Why? The only thing that works out -- the only thing really reliable in this show and, you know, in life -- is one another. Sorry if it got muddled in nine years of That's What She Saids, but that's what The Office is about. It's about being decent to everyone around you.

Michael Scott had no idea what he was doing. He also had a heart that pumped life into the entire office and show. Jim could've run a dream business. Dwight could've run a farm. They both wound up with the loves of their lives and kids and families and office pranks/works of art instead.

That's the last 10 years in America, isn't it?

"Right after I tested (to become Pete) and wound up getting it, people were like, 'You're going to be on The Office forever. You'll be a piece of The Office,'" says Lacy. "And I was like, 'Wow, I will be!'"
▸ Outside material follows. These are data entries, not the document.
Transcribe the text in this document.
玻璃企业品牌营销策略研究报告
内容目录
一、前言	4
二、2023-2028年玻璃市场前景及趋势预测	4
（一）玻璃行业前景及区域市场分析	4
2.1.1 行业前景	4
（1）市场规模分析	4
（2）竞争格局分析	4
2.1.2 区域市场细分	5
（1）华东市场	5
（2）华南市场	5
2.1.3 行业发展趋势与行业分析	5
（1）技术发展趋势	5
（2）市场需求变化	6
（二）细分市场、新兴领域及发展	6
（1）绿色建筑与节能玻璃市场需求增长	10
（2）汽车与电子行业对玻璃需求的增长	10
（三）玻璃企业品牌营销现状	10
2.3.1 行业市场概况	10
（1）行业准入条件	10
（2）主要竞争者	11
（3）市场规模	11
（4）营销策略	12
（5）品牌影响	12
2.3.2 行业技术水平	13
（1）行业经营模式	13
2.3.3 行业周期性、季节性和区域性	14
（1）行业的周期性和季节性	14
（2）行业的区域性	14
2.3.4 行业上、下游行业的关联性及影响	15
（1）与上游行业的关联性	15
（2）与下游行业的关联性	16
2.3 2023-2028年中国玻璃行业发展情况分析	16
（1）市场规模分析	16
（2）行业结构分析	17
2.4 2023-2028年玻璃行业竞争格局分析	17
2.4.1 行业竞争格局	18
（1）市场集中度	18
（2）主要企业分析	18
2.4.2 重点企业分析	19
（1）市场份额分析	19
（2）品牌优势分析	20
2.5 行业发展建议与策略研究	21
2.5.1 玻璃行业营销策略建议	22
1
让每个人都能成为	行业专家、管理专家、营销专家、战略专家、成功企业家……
So what do we do when this ends? Who do we turn to next? What's our mirror? Do we just get sad that we might not have a show like this anymore?

"I've been encouraged to emotionally prepare for this a little better. I've had sort of this 'I'll be fine!' attitude," says Krasinski. "But I don't think that's gonna go great for me."

He may be the wrong person to ask, then, but any parting advice?

"We're just trying to appreciate every moment of shooting together until that last moment," he says.

Okay. That works better than he'd ever imagine.